Family members and neighbors gathered Sunday to mourn the death of 8-year-old Kayden Jones who was fatally shot at the Brentwood Heights apartment complex in southwest Atlanta. According to news reports, police say it’s unclear who fired the gun.
Many shootings at Atlanta apartment complexes go unsolved, and police are often unable to identify a suspect. While police can’t solve all violent crimes, it is well-known that landlords have the ability to take precautions that make their properties less attractive to violent criminals. By installing proper lighting, perimeter fences, access-controlled gates, visible security cameras, and even live security guards, property owners and managers can reduce crime on their property.

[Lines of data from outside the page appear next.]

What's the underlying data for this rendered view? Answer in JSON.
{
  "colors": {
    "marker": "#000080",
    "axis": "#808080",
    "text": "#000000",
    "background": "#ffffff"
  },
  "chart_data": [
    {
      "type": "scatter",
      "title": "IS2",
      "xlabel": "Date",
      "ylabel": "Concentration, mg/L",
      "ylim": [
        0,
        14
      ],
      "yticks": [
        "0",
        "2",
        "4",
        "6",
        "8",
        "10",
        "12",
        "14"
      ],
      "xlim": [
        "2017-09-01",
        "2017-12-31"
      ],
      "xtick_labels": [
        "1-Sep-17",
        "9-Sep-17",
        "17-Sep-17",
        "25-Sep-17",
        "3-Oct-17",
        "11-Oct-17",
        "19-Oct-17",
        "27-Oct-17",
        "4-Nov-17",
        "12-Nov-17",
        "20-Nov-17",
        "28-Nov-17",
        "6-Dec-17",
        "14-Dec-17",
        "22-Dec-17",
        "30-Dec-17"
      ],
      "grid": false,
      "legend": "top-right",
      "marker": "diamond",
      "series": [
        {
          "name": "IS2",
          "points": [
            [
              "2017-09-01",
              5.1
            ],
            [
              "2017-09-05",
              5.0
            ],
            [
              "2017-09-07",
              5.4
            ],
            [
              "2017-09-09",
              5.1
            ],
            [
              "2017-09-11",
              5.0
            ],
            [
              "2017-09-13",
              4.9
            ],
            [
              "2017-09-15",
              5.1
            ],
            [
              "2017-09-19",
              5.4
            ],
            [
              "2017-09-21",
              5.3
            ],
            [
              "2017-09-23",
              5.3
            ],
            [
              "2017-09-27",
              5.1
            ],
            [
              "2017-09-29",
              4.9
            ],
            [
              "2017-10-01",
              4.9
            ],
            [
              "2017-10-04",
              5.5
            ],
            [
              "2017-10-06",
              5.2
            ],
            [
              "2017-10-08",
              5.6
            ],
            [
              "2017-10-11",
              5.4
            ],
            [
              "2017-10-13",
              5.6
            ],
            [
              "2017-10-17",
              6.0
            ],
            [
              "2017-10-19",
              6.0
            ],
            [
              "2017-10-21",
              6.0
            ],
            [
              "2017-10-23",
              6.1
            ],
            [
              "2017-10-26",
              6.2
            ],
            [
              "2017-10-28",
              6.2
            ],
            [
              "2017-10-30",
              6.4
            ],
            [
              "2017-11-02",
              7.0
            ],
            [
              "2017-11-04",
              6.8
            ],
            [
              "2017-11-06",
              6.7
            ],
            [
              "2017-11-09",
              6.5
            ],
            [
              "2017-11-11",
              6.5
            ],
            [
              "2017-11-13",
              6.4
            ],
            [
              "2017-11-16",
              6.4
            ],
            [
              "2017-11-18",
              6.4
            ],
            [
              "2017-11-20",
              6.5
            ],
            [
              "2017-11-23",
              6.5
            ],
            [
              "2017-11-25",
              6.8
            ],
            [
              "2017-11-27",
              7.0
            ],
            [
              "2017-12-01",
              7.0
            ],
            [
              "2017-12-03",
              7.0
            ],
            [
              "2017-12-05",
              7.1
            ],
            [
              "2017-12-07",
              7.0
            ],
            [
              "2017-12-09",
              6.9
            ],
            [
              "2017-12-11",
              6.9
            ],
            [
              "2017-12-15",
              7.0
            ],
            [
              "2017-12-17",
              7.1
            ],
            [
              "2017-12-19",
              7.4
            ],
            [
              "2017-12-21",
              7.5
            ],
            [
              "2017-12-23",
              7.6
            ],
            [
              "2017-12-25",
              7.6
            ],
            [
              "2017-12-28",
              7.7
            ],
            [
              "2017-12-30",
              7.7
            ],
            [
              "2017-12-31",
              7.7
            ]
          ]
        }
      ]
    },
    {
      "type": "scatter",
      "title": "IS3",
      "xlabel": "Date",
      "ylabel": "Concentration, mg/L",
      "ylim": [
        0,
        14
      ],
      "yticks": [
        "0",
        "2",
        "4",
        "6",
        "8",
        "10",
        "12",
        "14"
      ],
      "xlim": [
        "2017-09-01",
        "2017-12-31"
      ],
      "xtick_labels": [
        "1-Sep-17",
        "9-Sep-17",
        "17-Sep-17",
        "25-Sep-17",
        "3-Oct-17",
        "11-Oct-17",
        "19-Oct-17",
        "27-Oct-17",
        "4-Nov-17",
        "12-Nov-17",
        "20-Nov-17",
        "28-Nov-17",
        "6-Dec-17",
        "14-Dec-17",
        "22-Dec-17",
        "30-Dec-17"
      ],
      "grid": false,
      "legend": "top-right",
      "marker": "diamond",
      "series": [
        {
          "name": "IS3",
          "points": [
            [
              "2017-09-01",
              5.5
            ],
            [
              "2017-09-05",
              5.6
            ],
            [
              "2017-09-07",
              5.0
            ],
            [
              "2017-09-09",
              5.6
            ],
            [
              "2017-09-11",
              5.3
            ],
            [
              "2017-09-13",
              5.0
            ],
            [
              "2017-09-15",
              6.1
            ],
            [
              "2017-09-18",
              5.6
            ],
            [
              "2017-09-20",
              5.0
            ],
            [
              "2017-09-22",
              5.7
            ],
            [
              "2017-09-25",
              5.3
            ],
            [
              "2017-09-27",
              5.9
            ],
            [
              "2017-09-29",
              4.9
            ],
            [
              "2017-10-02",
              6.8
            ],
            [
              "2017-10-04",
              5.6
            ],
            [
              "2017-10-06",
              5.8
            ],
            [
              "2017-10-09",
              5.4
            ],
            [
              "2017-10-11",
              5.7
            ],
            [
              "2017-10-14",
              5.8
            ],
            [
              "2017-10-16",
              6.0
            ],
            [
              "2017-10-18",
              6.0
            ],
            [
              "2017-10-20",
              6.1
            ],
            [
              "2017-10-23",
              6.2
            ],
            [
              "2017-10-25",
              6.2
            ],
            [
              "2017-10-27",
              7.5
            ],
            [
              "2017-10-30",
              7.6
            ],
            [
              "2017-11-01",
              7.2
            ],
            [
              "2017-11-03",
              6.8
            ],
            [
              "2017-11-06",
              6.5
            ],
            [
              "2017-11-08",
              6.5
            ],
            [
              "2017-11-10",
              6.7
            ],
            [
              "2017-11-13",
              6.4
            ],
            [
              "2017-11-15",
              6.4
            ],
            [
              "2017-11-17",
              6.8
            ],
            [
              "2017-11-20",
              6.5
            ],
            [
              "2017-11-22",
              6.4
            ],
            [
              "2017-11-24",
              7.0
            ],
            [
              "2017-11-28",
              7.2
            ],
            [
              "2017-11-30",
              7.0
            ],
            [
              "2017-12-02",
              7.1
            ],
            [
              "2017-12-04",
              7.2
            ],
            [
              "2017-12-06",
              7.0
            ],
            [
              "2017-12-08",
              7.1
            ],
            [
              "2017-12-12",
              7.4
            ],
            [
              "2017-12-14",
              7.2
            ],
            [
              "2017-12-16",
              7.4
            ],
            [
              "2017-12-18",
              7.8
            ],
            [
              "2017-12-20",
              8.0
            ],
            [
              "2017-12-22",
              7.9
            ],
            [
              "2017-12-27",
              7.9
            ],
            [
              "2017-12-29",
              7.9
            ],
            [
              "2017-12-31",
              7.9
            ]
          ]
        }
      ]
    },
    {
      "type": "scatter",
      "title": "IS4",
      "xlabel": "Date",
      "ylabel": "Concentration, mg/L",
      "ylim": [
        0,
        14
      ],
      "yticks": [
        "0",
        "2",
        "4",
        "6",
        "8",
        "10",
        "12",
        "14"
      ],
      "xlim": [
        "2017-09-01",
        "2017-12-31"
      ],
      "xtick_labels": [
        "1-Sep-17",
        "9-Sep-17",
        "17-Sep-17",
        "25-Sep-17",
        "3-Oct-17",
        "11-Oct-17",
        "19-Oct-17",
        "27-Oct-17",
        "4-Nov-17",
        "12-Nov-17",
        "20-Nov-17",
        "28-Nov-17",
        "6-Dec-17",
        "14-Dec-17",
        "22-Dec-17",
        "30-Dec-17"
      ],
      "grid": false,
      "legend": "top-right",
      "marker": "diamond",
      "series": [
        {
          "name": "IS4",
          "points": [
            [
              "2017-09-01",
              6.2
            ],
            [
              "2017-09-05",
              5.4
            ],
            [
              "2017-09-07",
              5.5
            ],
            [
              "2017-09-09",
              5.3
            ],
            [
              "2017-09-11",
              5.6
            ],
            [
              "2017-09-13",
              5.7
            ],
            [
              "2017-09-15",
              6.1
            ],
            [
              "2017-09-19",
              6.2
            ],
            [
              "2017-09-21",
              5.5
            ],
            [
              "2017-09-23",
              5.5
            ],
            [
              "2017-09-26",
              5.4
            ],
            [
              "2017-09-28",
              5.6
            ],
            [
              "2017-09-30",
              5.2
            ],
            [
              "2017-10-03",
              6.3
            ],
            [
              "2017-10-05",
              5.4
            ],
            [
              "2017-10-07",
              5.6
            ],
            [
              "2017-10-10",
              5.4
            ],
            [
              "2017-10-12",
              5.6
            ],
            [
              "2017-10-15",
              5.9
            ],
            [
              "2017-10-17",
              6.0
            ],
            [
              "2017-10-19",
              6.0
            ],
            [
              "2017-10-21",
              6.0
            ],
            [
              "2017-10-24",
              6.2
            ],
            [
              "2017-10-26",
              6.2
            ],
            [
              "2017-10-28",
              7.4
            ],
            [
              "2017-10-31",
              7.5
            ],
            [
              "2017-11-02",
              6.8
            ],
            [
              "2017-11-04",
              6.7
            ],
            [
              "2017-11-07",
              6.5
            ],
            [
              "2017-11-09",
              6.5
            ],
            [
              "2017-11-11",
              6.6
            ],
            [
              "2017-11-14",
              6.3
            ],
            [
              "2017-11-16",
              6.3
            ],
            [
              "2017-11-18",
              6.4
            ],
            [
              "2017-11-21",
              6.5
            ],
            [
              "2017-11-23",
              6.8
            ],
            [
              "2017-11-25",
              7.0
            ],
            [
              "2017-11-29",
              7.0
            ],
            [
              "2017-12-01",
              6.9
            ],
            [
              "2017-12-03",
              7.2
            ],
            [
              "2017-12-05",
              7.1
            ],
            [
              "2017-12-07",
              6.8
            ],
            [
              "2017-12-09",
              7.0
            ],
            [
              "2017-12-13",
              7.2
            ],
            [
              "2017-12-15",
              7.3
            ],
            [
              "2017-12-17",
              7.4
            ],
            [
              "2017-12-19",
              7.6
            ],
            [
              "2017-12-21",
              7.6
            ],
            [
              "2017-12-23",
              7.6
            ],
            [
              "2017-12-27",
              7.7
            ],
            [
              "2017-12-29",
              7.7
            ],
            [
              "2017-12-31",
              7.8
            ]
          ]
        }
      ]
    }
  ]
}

Not every community requires all of these security measures, but Georgia law requires that landlords take reasonable measures to protect tenants and guests from foreseeable risks. When there is a history of violent crime on a property, landlords have an obligation to increase security to match the crime threat. If they fail to take measures to protect residents, they could share liability should someone fall victim to violent crime on the property.
The apartment complex where Kayden was shot and killed has a history of crime, although it might be difficult for families who are new to the neighborhood to know that because the apartments currently known as Brentwood Heights has changed names several times, making it difficult to decipher the online reviews. Once one knows where to look, however, the online reviews send a stark warning. “Shooting all the time,” one reviewer warns. “Shooting every night,” says another.
If the police can identify and find the shooter, that person might face justice. However, the police cannot arrest the owners and managers of the apartment complex for failing to take reasonable measures to keep residents safe from known threats. It is up to the families of the victims of violent crime to stand up for their loved ones and use the civil justice system to hold landlords accountable. Only in the civil court system can a family pursue compensation for the loss of a loved one, and sometimes the compensation can be enough to force property owners and managers to make meaningful improvements to help prevent a similar tragedy from befalling another family in the future.
The law firm of Pratt Clay has fought for life-changing settlements and verdicts on behalf of survivors of violent crime and the families of victims killed by violent criminals. No amount of money can bring back a loved one, but many families find a sense of justice in knowing that they put up a fight and demanded the responsible parties be held responsible. If we can send a message to all property owners that they are responsible for the security of their tenants, we can help Make Atlanta Safe, one community at a time.